Characterization and Compensation of Thermal Effects in GaN HEMT Technologies
Further advancements with GaN based technologies relies on the ability to handle the heat flux, which consequently arises from the high power density. Advanced cooling techniques and thermal optimization of the technology are therefore prioritized research areas. Characterization techniques play a key role in the development of new cooling solutions, since these rely on accurate measurements of e.g. the temperature of the device. This thesis covers techniques to electrically characterize the lateral and vertical heat properties in GaN, and a temperature compensation technique for GaN MMICs.
The first part outlines a methodology to electrically extract the thermal resistance of a GaN resistor without risking distortion from field induced electron trapping effects, which are exhibited by GaN heterostructures. The technique uses differential resistance measurements to identify a suitable resistor geometry, which minimizes trapping effects while enhancing the self-heating. Such conditions are crucial for electrical methods since these exploit the self- heating for a thermal analysis.
Furthermore, a test structure and measurement method to electrically characterize the lateral heat spread was designed and evaluated.
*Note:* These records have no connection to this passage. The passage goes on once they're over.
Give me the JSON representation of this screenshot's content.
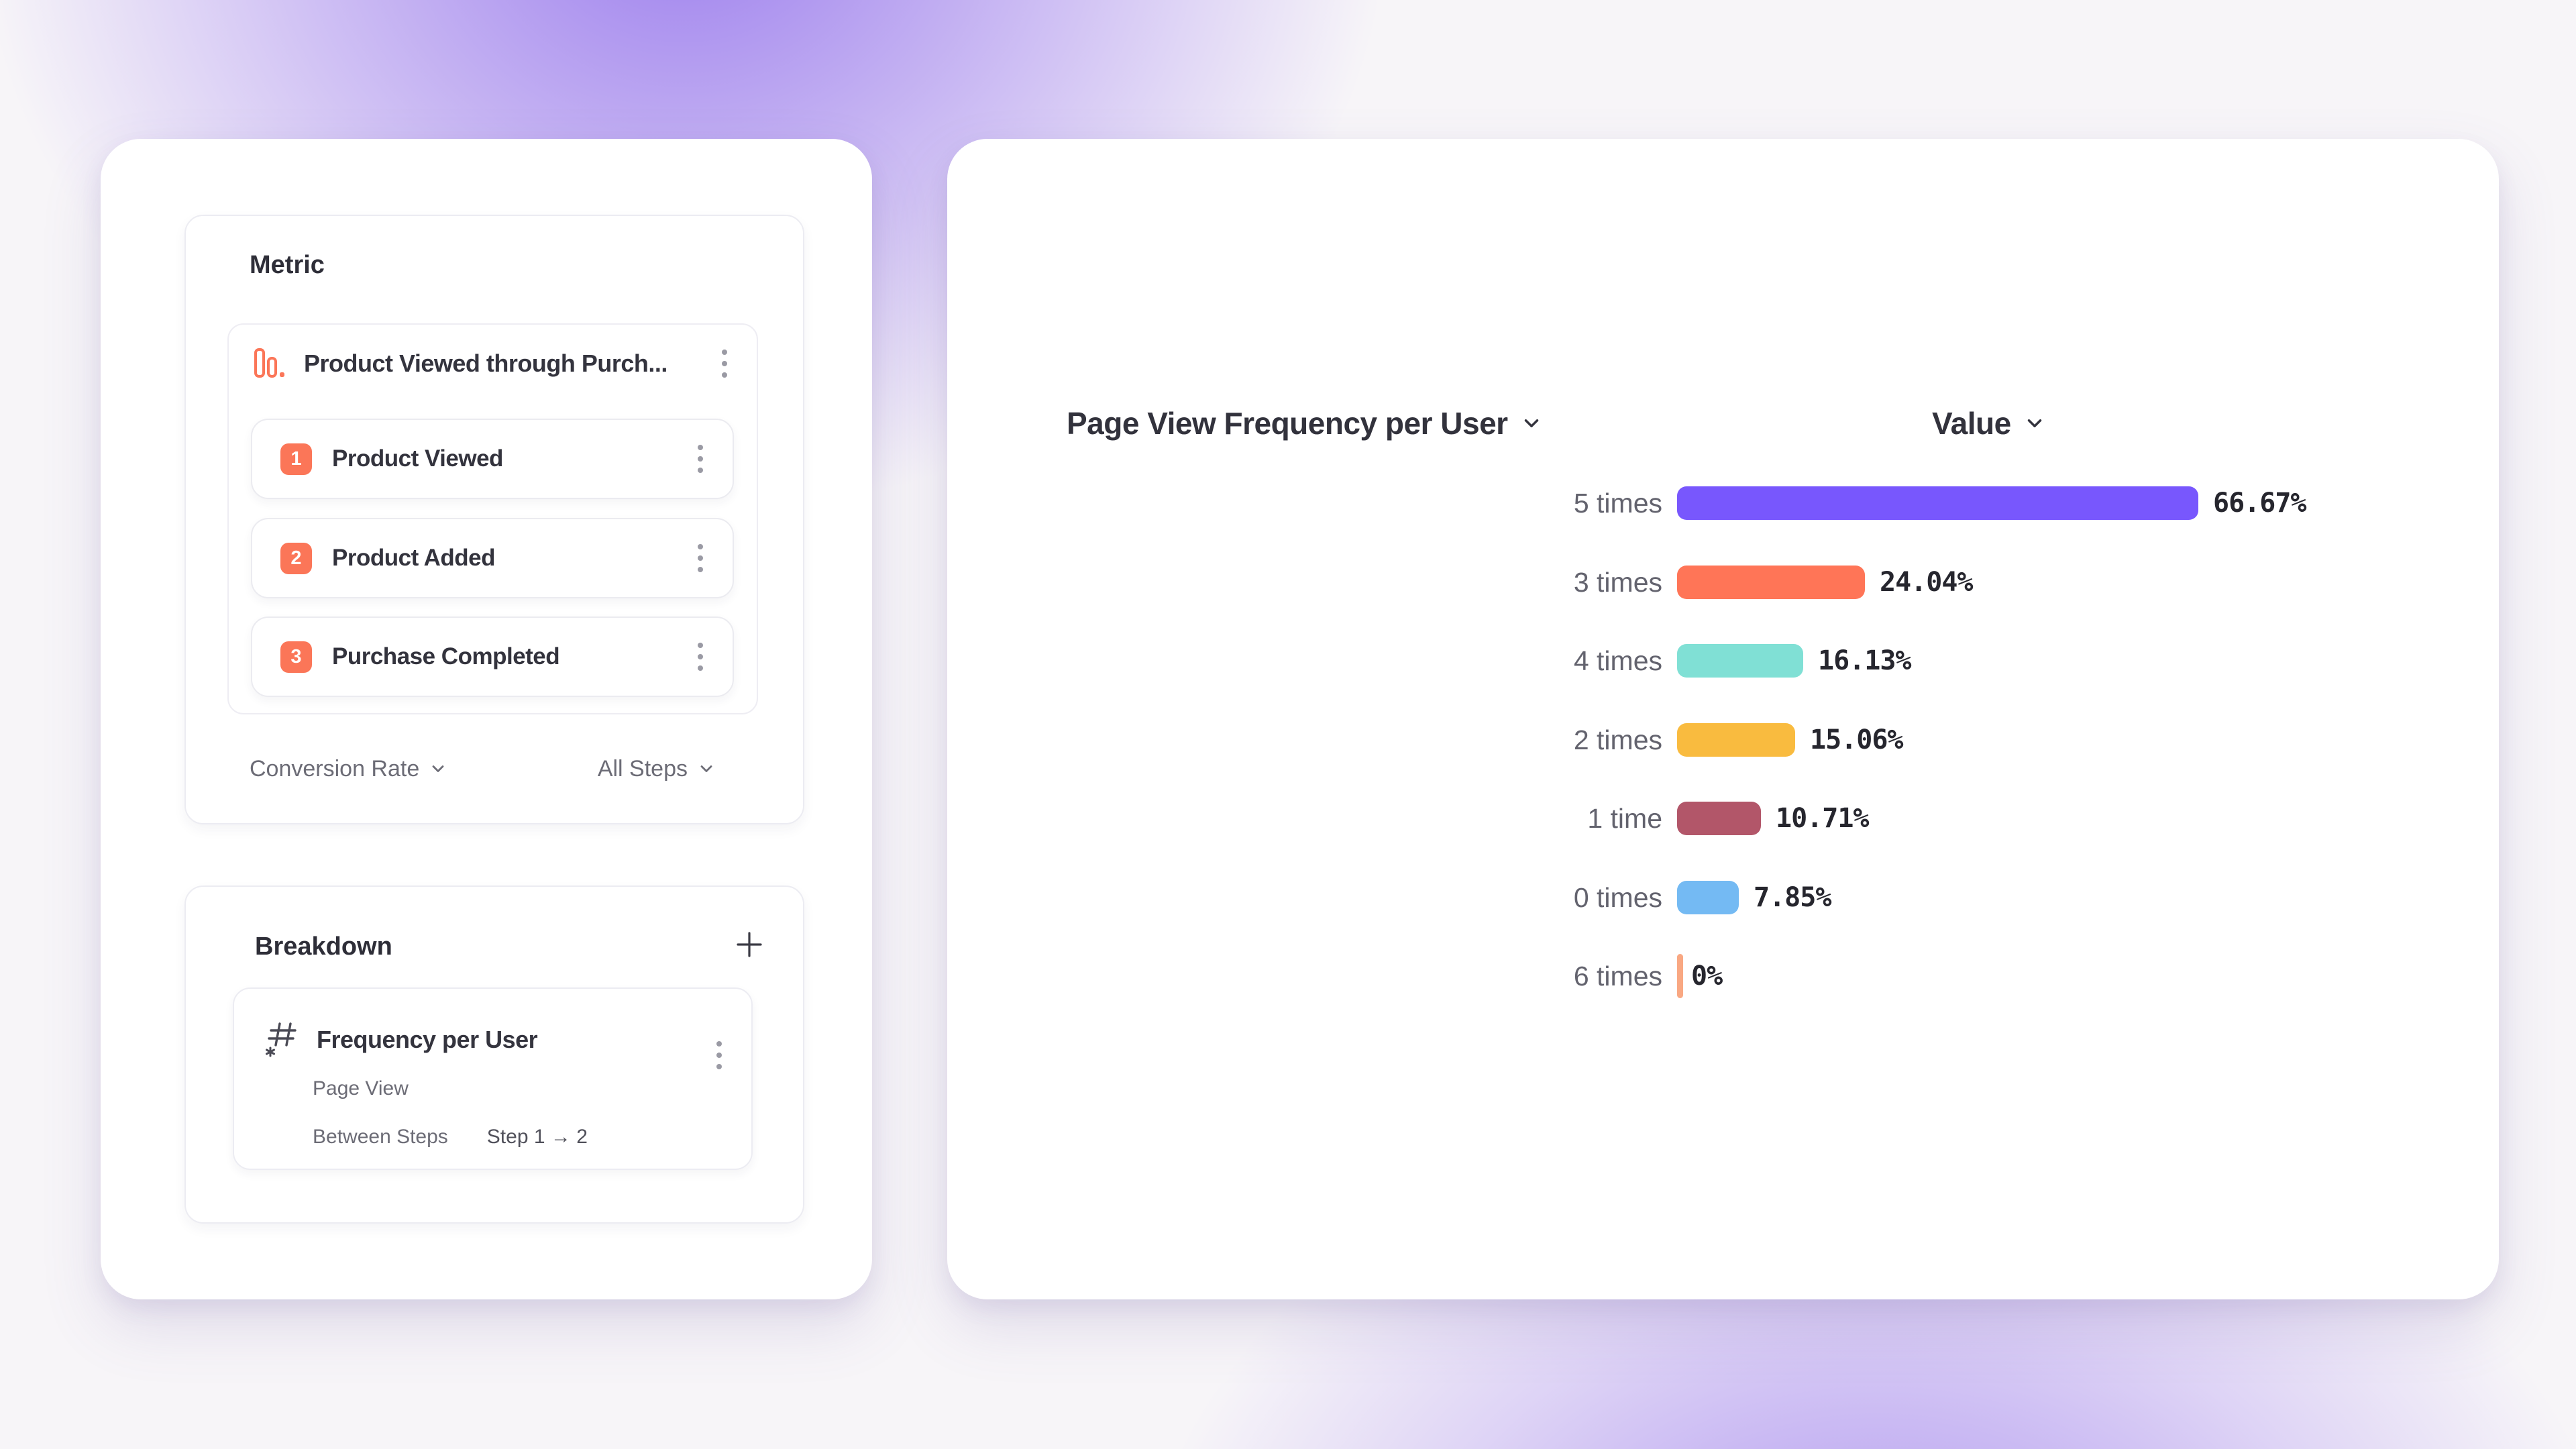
{
  "colors": {
    "background_base": "#f7f5f8",
    "background_glow": "#8c69eb",
    "accent_orange": "#fb7658",
    "bar_purple": "#7857fd",
    "bar_coral": "#ff7557",
    "bar_teal": "#80e0d5",
    "bar_amber": "#f9bb3f",
    "bar_maroon": "#b25669",
    "bar_blue": "#74baf3",
    "bar_salmon_tick": "#f9a883"
  },
  "icons": {
    "metric": "funnel-bars-icon",
    "breakdown": "numeric-hash-icon",
    "menu": "kebab-menu-icon",
    "add": "plus-icon",
    "dropdown": "chevron-down-icon"
  },
  "metric_panel": {
    "title": "Metric",
    "funnel": {
      "name": "Product Viewed through Purch...",
      "steps": [
        {
          "number": "1",
          "label": "Product Viewed"
        },
        {
          "number": "2",
          "label": "Product Added"
        },
        {
          "number": "3",
          "label": "Purchase Completed"
        }
      ]
    },
    "footer": {
      "left": "Conversion Rate",
      "right": "All Steps"
    }
  },
  "breakdown_panel": {
    "title": "Breakdown",
    "item": {
      "name": "Frequency per User",
      "event": "Page View",
      "between_label": "Between Steps",
      "between_value": "Step 1 → 2"
    }
  },
  "chart": {
    "left_header": "Page View Frequency per User",
    "right_header": "Value",
    "rows": [
      {
        "label": "5 times",
        "value": "66.67%",
        "pct": 66.67,
        "color": "#7857fd"
      },
      {
        "label": "3 times",
        "value": "24.04%",
        "pct": 24.04,
        "color": "#ff7557"
      },
      {
        "label": "4 times",
        "value": "16.13%",
        "pct": 16.13,
        "color": "#80e0d5"
      },
      {
        "label": "2 times",
        "value": "15.06%",
        "pct": 15.06,
        "color": "#f9bb3f"
      },
      {
        "label": "1 time",
        "value": "10.71%",
        "pct": 10.71,
        "color": "#b25669"
      },
      {
        "label": "0 times",
        "value": "7.85%",
        "pct": 7.85,
        "color": "#74baf3"
      },
      {
        "label": "6 times",
        "value": "0%",
        "pct": 0,
        "color": "#f9a883"
      }
    ]
  },
  "chart_data": {
    "type": "bar",
    "orientation": "horizontal",
    "title": "Page View Frequency per User",
    "value_header": "Value",
    "categories": [
      "5 times",
      "3 times",
      "4 times",
      "2 times",
      "1 time",
      "0 times",
      "6 times"
    ],
    "values": [
      66.67,
      24.04,
      16.13,
      15.06,
      10.71,
      7.85,
      0
    ],
    "unit": "%",
    "xlim": [
      0,
      100
    ],
    "grid": false,
    "legend": false
  }
}
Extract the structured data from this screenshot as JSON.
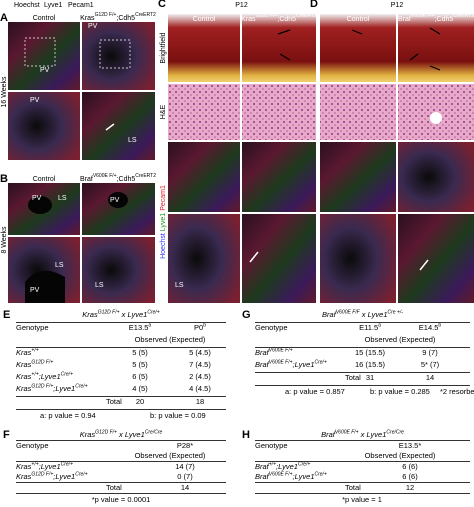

The structure is implemented with a thermal sensor, which utilizes the temperature-dependent IV characteristics of a GaN resistor, making it suitable for integration in GaN MMICs. The transient response can be obtained to extract the thermal time constants and propagation delay of the heat spread. At higher ambient temperatures, the propagation delay increases and the thermal coupling is increased. Lastly, a biasing technique to compensate for thermal degradation of the RF performance of an LNA was developed. By utilizing the gate- and drain voltage dependence of the RF performance, a constant gain against increasing temperature can e.g. be achieved.